The survey was distributed through a number of networks, both general coaching and coach supervision networks as well as specific networks, including the Association of Coaching Supervisors and the Team Coaching Zone. There were altogether 55 respondents altogether: 52 team coaches, 23 supervisors of team coaches and 20 people playing both roles in different contexts. 

Respondents as team coaches were geographically diverse: UK, France, Australia, Ireland, United States, Sweden, Brazil, Singapore, Mauritius, Laos, Belgium and Latvia.

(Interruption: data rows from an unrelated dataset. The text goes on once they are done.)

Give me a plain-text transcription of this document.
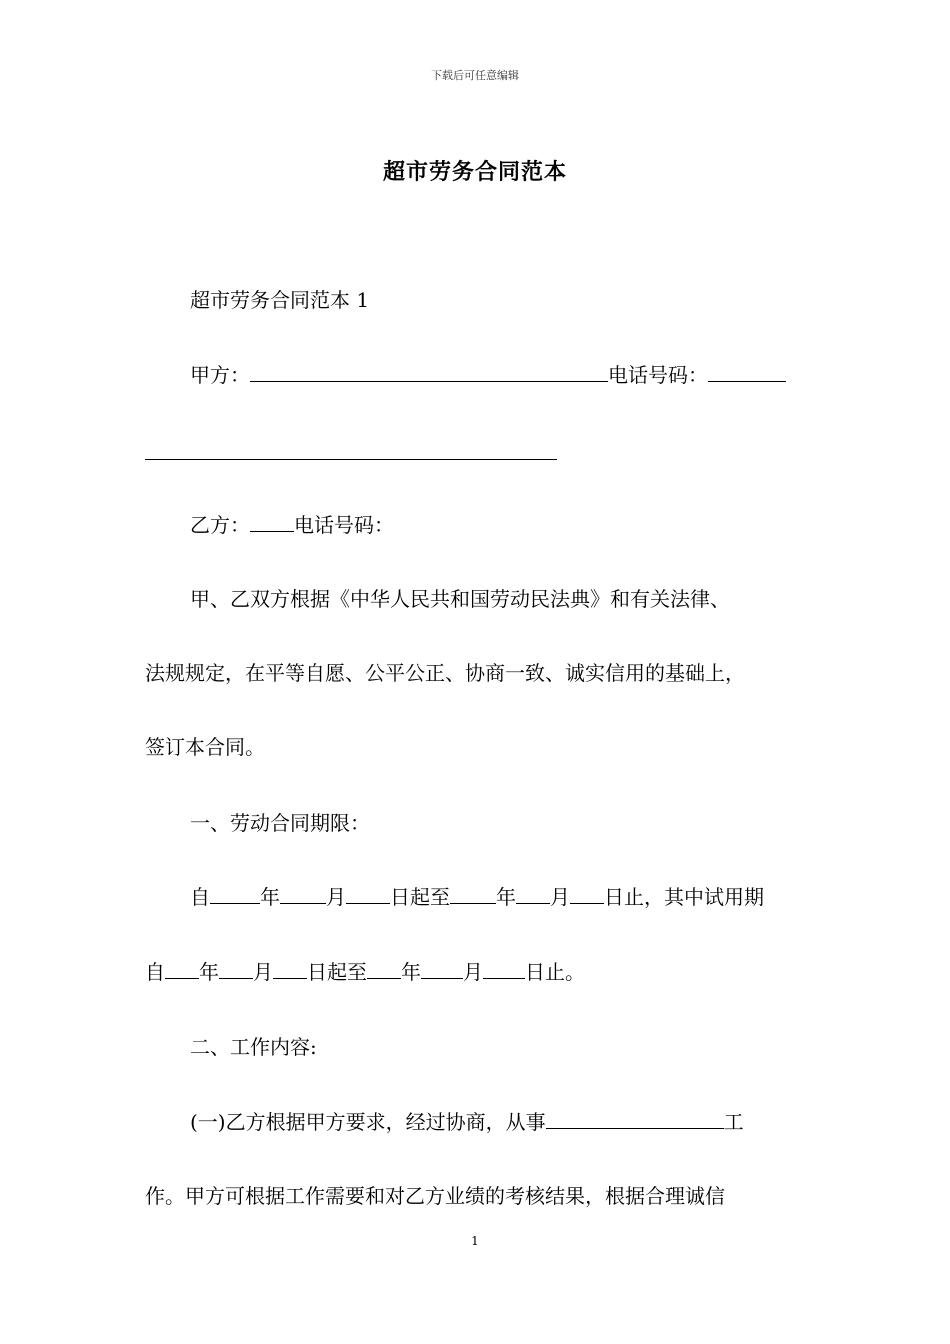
下载后可任意编辑
超市劳务合同范本
超市劳务合同范本 1
甲方：	电话号码：
乙方： 电话号码：
甲、乙双方根据《中华人民共和国劳动民法典》和有关法律、
法规规定，在平等自愿、公平公正、协商一致、诚实信用的基础上，
签订本合同。
一、劳动合同期限：
自	年 月 日起至 年 月 日止，其中试用期
自 年 月 日起至 年 月 日止。
二、工作内容:
(一)乙方根据甲方要求，经过协商，从事	工
作。甲方可根据工作需要和对乙方业绩的考核结果，根据合理诚信
1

The largest contingent (29 respondents) was from the UK. Team coach supervisors came from UK, Australia, Ireland, France, UAE and Belgium.

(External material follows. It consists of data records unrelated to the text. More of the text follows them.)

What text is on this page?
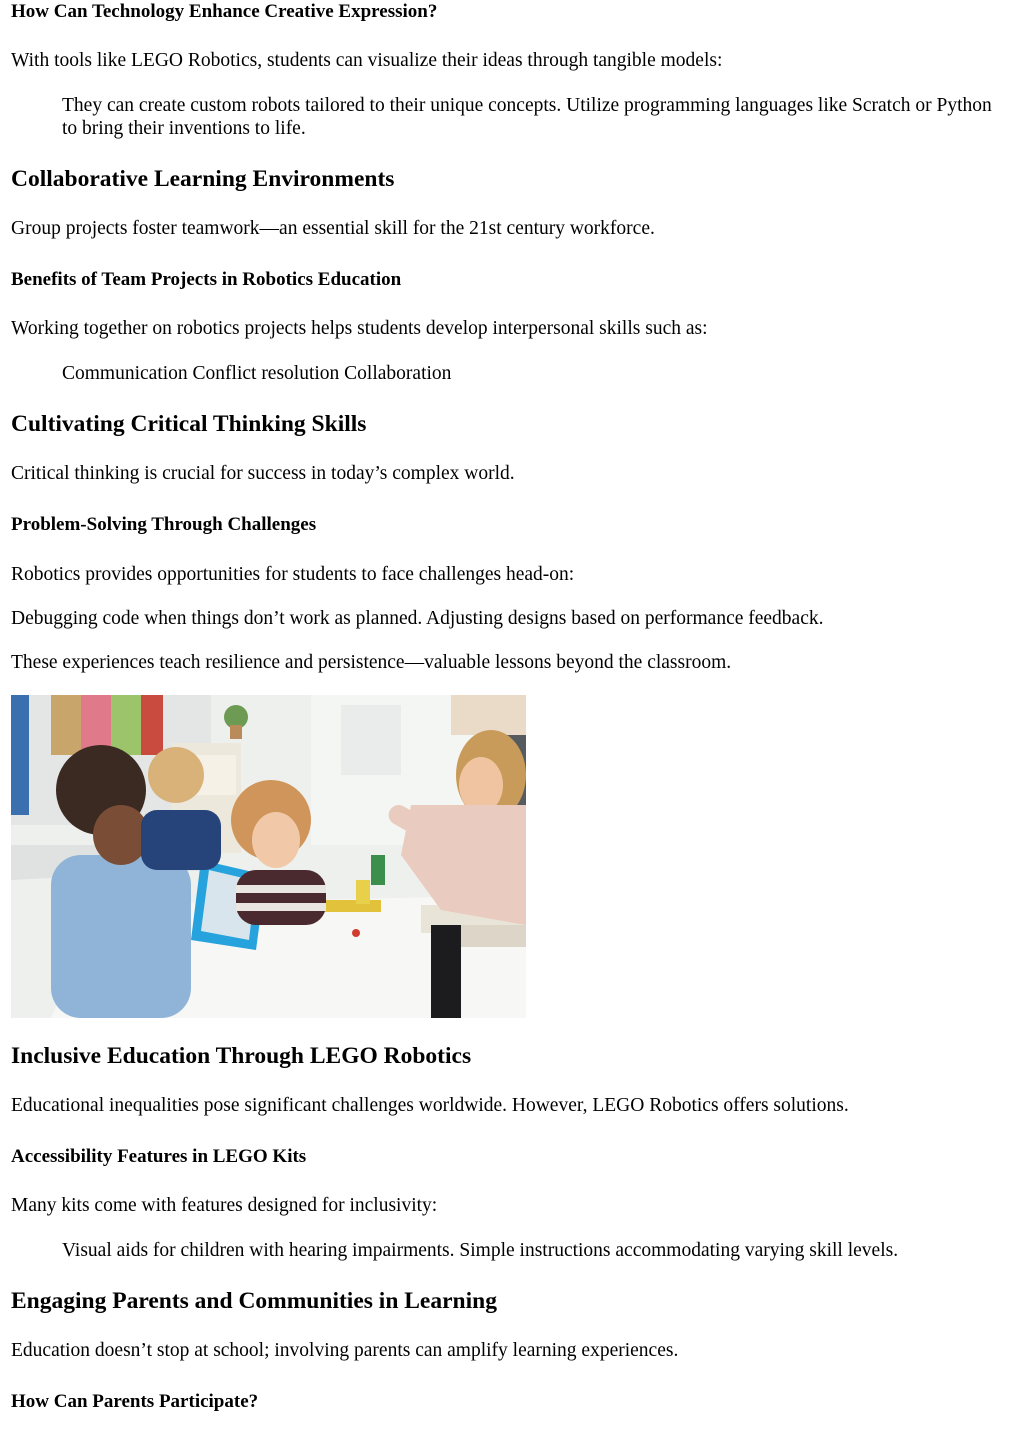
How Can Technology Enhance Creative Expression?

With tools like LEGO Robotics, students can visualize their ideas through tangible models:

They can create custom robots tailored to their unique concepts. Utilize programming languages like Scratch or Python to bring their inventions to life.

Collaborative Learning Environments

Group projects foster teamwork—an essential skill for the 21st century workforce.

Benefits of Team Projects in Robotics Education

Working together on robotics projects helps students develop interpersonal skills such as:

Communication Conflict resolution Collaboration

Cultivating Critical Thinking Skills

Critical thinking is crucial for success in today’s complex world.

Problem-Solving Through Challenges

Robotics provides opportunities for students to face challenges head-on:

Debugging code when things don’t work as planned. Adjusting designs based on performance feedback.

These experiences teach resilience and persistence—valuable lessons beyond the classroom.

Inclusive Education Through LEGO Robotics

Educational inequalities pose significant challenges worldwide. However, LEGO Robotics offers solutions.

Accessibility Features in LEGO Kits

Many kits come with features designed for inclusivity:

Visual aids for children with hearing impairments. Simple instructions accommodating varying skill levels.

Engaging Parents and Communities in Learning

Education doesn’t stop at school; involving parents can amplify learning experiences.

How Can Parents Participate?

Several key themes emerged about the practice of team coaching as it develops: 

  • Team Coaches appreciate the complexity and demands of the process and the skills required.  They acknowledge they draw on a hybrid of approaches that encompass their coaching skills together with knowledge and experience of team development.  They are acutely aware of the need for them to have the capacity to work with group process and dynamics, alongside managing the complexity of organisational systems and culture. 

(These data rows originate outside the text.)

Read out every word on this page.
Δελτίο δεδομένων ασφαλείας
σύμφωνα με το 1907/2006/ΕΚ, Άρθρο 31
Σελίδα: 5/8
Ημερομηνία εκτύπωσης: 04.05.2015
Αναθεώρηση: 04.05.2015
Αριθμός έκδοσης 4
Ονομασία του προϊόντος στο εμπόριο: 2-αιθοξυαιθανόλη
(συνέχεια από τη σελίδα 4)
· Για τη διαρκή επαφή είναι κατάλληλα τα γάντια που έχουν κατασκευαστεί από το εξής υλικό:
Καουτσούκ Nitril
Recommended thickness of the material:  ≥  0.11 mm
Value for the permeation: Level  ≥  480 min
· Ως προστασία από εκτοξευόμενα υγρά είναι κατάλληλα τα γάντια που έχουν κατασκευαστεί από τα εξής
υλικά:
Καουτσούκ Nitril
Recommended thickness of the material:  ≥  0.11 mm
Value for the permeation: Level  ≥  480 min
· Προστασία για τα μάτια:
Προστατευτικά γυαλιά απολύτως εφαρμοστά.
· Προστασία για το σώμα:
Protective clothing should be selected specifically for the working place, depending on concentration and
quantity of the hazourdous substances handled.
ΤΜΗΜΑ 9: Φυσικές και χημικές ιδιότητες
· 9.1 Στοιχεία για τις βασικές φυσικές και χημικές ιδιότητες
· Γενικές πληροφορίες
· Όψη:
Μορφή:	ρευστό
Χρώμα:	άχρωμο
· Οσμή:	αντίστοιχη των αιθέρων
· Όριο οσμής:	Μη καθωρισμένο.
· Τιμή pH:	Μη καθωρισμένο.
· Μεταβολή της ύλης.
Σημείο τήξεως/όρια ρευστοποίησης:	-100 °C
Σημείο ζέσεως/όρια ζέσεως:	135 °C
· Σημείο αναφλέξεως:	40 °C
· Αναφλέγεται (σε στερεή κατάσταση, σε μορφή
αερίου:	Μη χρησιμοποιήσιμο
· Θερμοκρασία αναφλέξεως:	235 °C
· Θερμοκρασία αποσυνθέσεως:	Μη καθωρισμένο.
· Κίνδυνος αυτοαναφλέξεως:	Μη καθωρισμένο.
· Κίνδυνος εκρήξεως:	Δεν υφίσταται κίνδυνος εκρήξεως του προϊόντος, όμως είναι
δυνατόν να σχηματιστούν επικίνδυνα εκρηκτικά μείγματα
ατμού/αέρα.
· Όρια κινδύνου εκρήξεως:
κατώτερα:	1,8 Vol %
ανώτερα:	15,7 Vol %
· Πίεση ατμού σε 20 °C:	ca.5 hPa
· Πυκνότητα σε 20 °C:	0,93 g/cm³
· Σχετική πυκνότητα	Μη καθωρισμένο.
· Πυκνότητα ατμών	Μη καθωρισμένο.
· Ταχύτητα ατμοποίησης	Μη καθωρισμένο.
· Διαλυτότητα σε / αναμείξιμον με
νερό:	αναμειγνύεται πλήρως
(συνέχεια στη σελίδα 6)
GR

  • There is overall consensus amongst the coaches that supervision is of paramount importance for a number of reasons. They develop their self-awareness and the impact that groups may have on them; they value being able to stand back from and disentangle themselves from the client team they are working with to gain fresh insights and ways to move forward, particularly when they and/or the team may appear to be stuck. 
  • The supervisors appreciate the complexity of the team coaching process. They draw not only on their supervision knowledge and skills but ideally have a lived experience of team coaching themselves.  
  • At this stage, there is no one model or approach of team coaching supervision that meets the needs of the individual team coach. While there was little reference about the ideal format for team coaching supervision, there was a tendency to imply that group supervision may be extremely valuable so that the coach can gain multiple perspectives about the work and their process.